Mais, pour l’heure, l’obéissance d’Abraham est source de bénédictions renouvelées pour sa descendance et
toutes les nations de la terre (22,18). Ce que confirme immédiatement l’annonce d’une postérité nombreuse
accordée à son frère Nahor (22,20-24), d’où sortira Rébecca, la future épouse d’Isaac.

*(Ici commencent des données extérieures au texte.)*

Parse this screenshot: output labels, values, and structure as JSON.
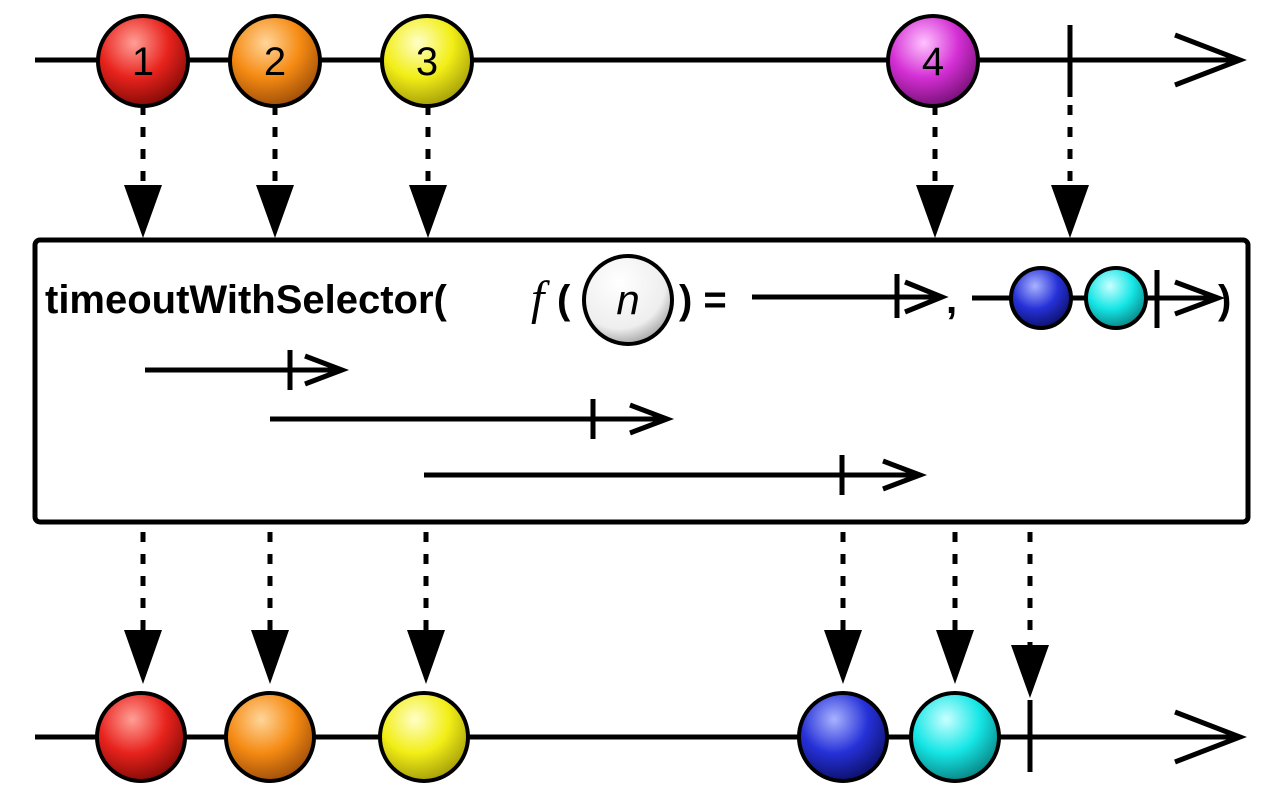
{
  "operator": {
    "name": "timeoutWithSelector(",
    "f": "f",
    "open_paren": "(",
    "param": "n",
    "close_equals": ") =",
    "comma": ",",
    "close_paren": ")"
  },
  "input_marbles": [
    {
      "label": "1",
      "color": "#e8231d"
    },
    {
      "label": "2",
      "color": "#f58a12"
    },
    {
      "label": "3",
      "color": "#f2ee16"
    },
    {
      "label": "4",
      "color": "#d42fd4"
    }
  ],
  "output_marbles": [
    {
      "label": "",
      "color": "#e8231d"
    },
    {
      "label": "",
      "color": "#f58a12"
    },
    {
      "label": "",
      "color": "#f2ee16"
    },
    {
      "label": "",
      "color": "#2631d8"
    },
    {
      "label": "",
      "color": "#16e6e6"
    }
  ],
  "fallback_marbles": [
    {
      "color": "#2631d8"
    },
    {
      "color": "#16e6e6"
    }
  ]
}
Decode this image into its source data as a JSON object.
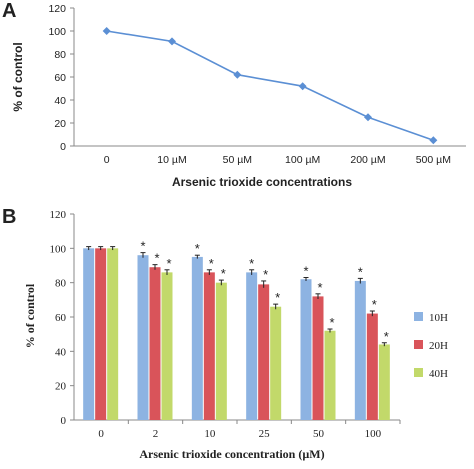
{
  "chart_data": [
    {
      "panel": "A",
      "type": "line",
      "categories": [
        "0",
        "10 µM",
        "50 µM",
        "100 µM",
        "200 µM",
        "500 µM"
      ],
      "values": [
        100,
        91,
        62,
        52,
        25,
        5
      ],
      "xlabel": "Arsenic trioxide concentrations",
      "ylabel": "% of control",
      "ylim": [
        0,
        120
      ],
      "yticks": [
        "0",
        "20",
        "40",
        "60",
        "80",
        "100",
        "120"
      ],
      "grid": false,
      "color": "#5b8fd4"
    },
    {
      "panel": "B",
      "type": "bar",
      "categories": [
        "0",
        "2",
        "10",
        "25",
        "50",
        "100"
      ],
      "series": [
        {
          "name": "10H",
          "values": [
            100,
            96,
            95,
            86,
            82,
            81
          ],
          "errors": [
            1,
            1.5,
            1,
            1.5,
            1,
            1.5
          ],
          "color": "#8db3e2"
        },
        {
          "name": "20H",
          "values": [
            100,
            89,
            86,
            79,
            72,
            62
          ],
          "errors": [
            1,
            1.5,
            1.5,
            2,
            1.5,
            1.5
          ],
          "color": "#d9545a"
        },
        {
          "name": "40H",
          "values": [
            100,
            86,
            80,
            66,
            52,
            44
          ],
          "errors": [
            1,
            1.5,
            1.5,
            1.5,
            1,
            1
          ],
          "color": "#c2d96a"
        }
      ],
      "significance_marker": "*",
      "significance": [
        [
          false,
          true,
          true,
          true,
          true,
          true
        ],
        [
          false,
          true,
          true,
          true,
          true,
          true
        ],
        [
          false,
          true,
          true,
          true,
          true,
          true
        ]
      ],
      "xlabel": "Arsenic trioxide concentration (µM)",
      "ylabel": "% of control",
      "ylim": [
        0,
        120
      ],
      "yticks": [
        "0",
        "20",
        "40",
        "60",
        "80",
        "100",
        "120"
      ],
      "legend_position": "right"
    }
  ],
  "panelA": {
    "letter": "A"
  },
  "panelB": {
    "letter": "B"
  }
}
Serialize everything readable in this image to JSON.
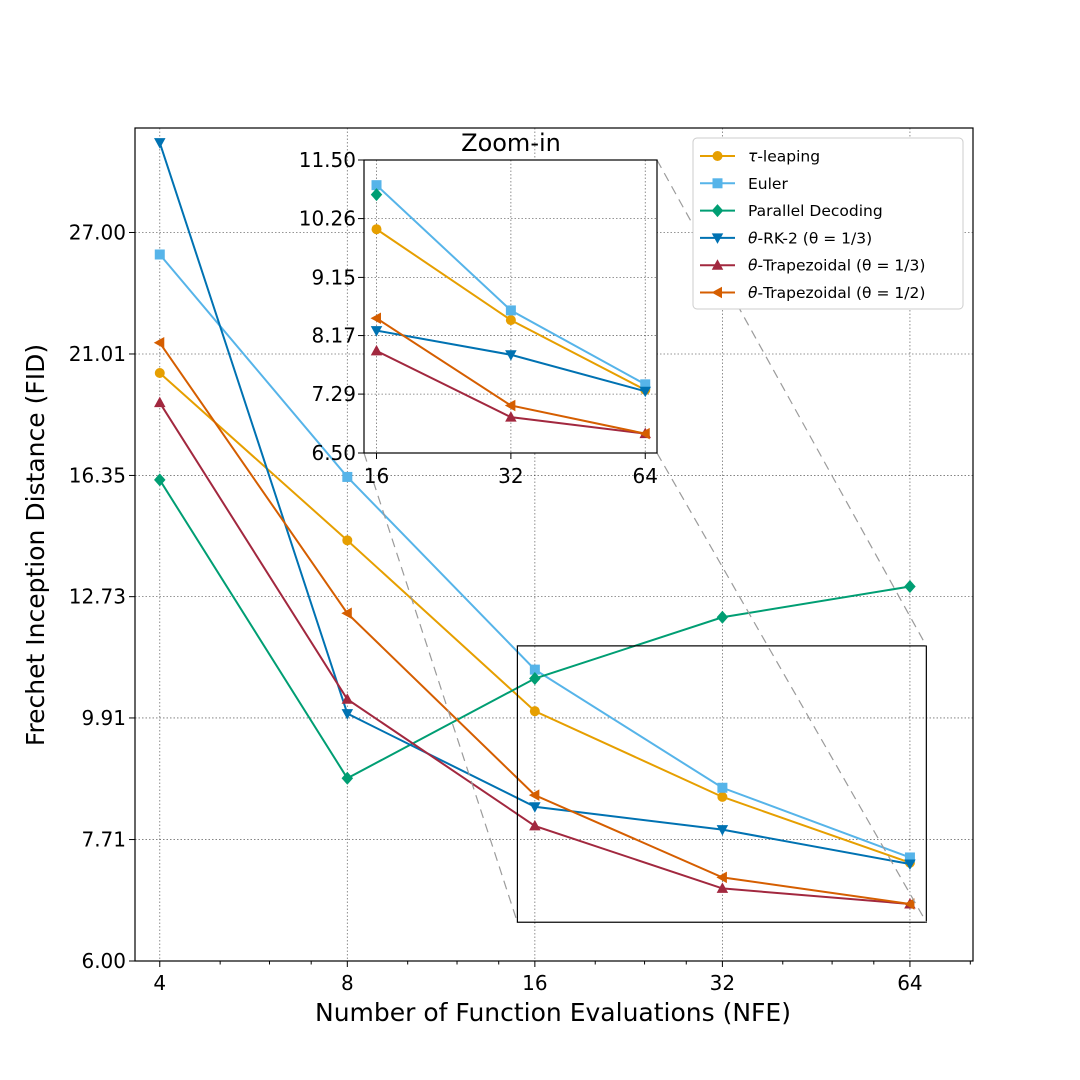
{
  "chart_data": {
    "type": "line",
    "xlabel": "Number of Function Evaluations (NFE)",
    "ylabel": "Frechet Inception Distance (FID)",
    "x_scale": "log2",
    "y_scale": "log",
    "x": [
      4,
      8,
      16,
      32,
      64
    ],
    "x_tick_labels": [
      "4",
      "8",
      "16",
      "32",
      "64"
    ],
    "ylim": [
      6.0,
      33.5
    ],
    "y_ticks": [
      6.0,
      7.71,
      9.91,
      12.73,
      16.35,
      21.01,
      27.0
    ],
    "y_tick_labels": [
      "6.00",
      "7.71",
      "9.91",
      "12.73",
      "16.35",
      "21.01",
      "27.00"
    ],
    "grid": true,
    "legend_position": "top-right",
    "series": [
      {
        "name": "τ-leaping",
        "label_math": "τ",
        "label_rest": "-leaping",
        "color": "#E69F00",
        "marker": "circle",
        "values": [
          20.2,
          14.3,
          10.05,
          8.42,
          7.35
        ]
      },
      {
        "name": "Euler",
        "label_math": "",
        "label_rest": "Euler",
        "color": "#56B4E9",
        "marker": "square",
        "values": [
          25.8,
          16.3,
          10.95,
          8.58,
          7.43
        ]
      },
      {
        "name": "Parallel Decoding",
        "label_math": "",
        "label_rest": "Parallel Decoding",
        "color": "#009E73",
        "marker": "diamond",
        "values": [
          16.2,
          8.75,
          10.75,
          12.2,
          13.0
        ]
      },
      {
        "name": "θ-RK-2 (θ = 1/3)",
        "label_math": "θ",
        "label_rest": "-RK-2 (θ = 1/3)",
        "color": "#0072B2",
        "marker": "triangle-down",
        "values": [
          32.5,
          10.0,
          8.25,
          7.87,
          7.33
        ]
      },
      {
        "name": "θ-Trapezoidal (θ = 1/3)",
        "label_math": "θ",
        "label_rest": "-Trapezoidal (θ = 1/3)",
        "color": "#A2283F",
        "marker": "triangle-up",
        "values": [
          19.0,
          10.3,
          7.93,
          6.97,
          6.75
        ]
      },
      {
        "name": "θ-Trapezoidal (θ = 1/2)",
        "label_math": "θ",
        "label_rest": "-Trapezoidal (θ = 1/2)",
        "color": "#D55E00",
        "marker": "triangle-left",
        "values": [
          21.5,
          12.3,
          8.45,
          7.13,
          6.75
        ]
      }
    ],
    "zoom_box": {
      "x_range": [
        15,
        68
      ],
      "y_range": [
        6.5,
        11.5
      ]
    },
    "inset": {
      "title": "Zoom-in",
      "x": [
        16,
        32,
        64
      ],
      "x_tick_labels": [
        "16",
        "32",
        "64"
      ],
      "xlim": [
        15,
        68
      ],
      "ylim": [
        6.5,
        11.5
      ],
      "y_ticks": [
        6.5,
        7.29,
        8.17,
        9.15,
        10.26,
        11.5
      ],
      "y_tick_labels": [
        "6.50",
        "7.29",
        "8.17",
        "9.15",
        "10.26",
        "11.50"
      ]
    }
  }
}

Mais que devient Sarah ? Elle qui avait si activement contribué à l’installation sur la terre donnée par
Abimélek, et à la séparation de l’héritage du fils de la promesse, où est-elle alors que son fils a manqué de
mourir ? La tradition juive tente de combler ce manque, en affirmant qu’apprenant qu’Isaac allait être
immolé, elle mourut car, disait-elle, «mon âme est liée à son âme» (Yachar). Et, de fait, au récit du sacrifice
succède sans transition l’annonce de la mort de Sarah, à Hébron (23,1-2). Mais, jusque dans la mort, elle
travaille à la réalisation des promesses, car Abraham entre en transaction avec les fils de Hèt pour acquérir la
grotte de Makpéla où il désire l’enterrer. Lui, «étranger et résident» dans le pays (23,3), insiste pour acheter
le champ, et non le recevoir en don, comme les Hittites y sont disposés, car ce sont là les premiers arpents
qui passent en sa propriété (23,17) de cette terre qu’il sait, de source divine, être sienne. La seule terre
qu’Abraham le nomade ait jamais possédée prend amèrement la forme d’une tombe. Mais c’est bien par la
médiation de Sarah, mère d’Isaac, couchée en ce tombeau, que la réalisation de la double promesse
commence à advenir. «C’est dans la foi qu’ils moururent tous sans avoir reçu l’objet des promesses, mais
ils l’ont vu et salué de loin, et ils ont confessé qu’ils étaient étrangers et voyageurs sur la terre. Ceux qui
parlent ainsi font voir clairement qu’ils sont à la recherche d’une patrie. (…) Or, en fait, ils aspirent à une
patrie meilleure, c’est-à-dire céleste. C’est pourquoi Dieu n’a pas honte de s'appeler leur Dieu ; il leur a
préparé, en effet, une ville...» (Hébreux 11,13-16).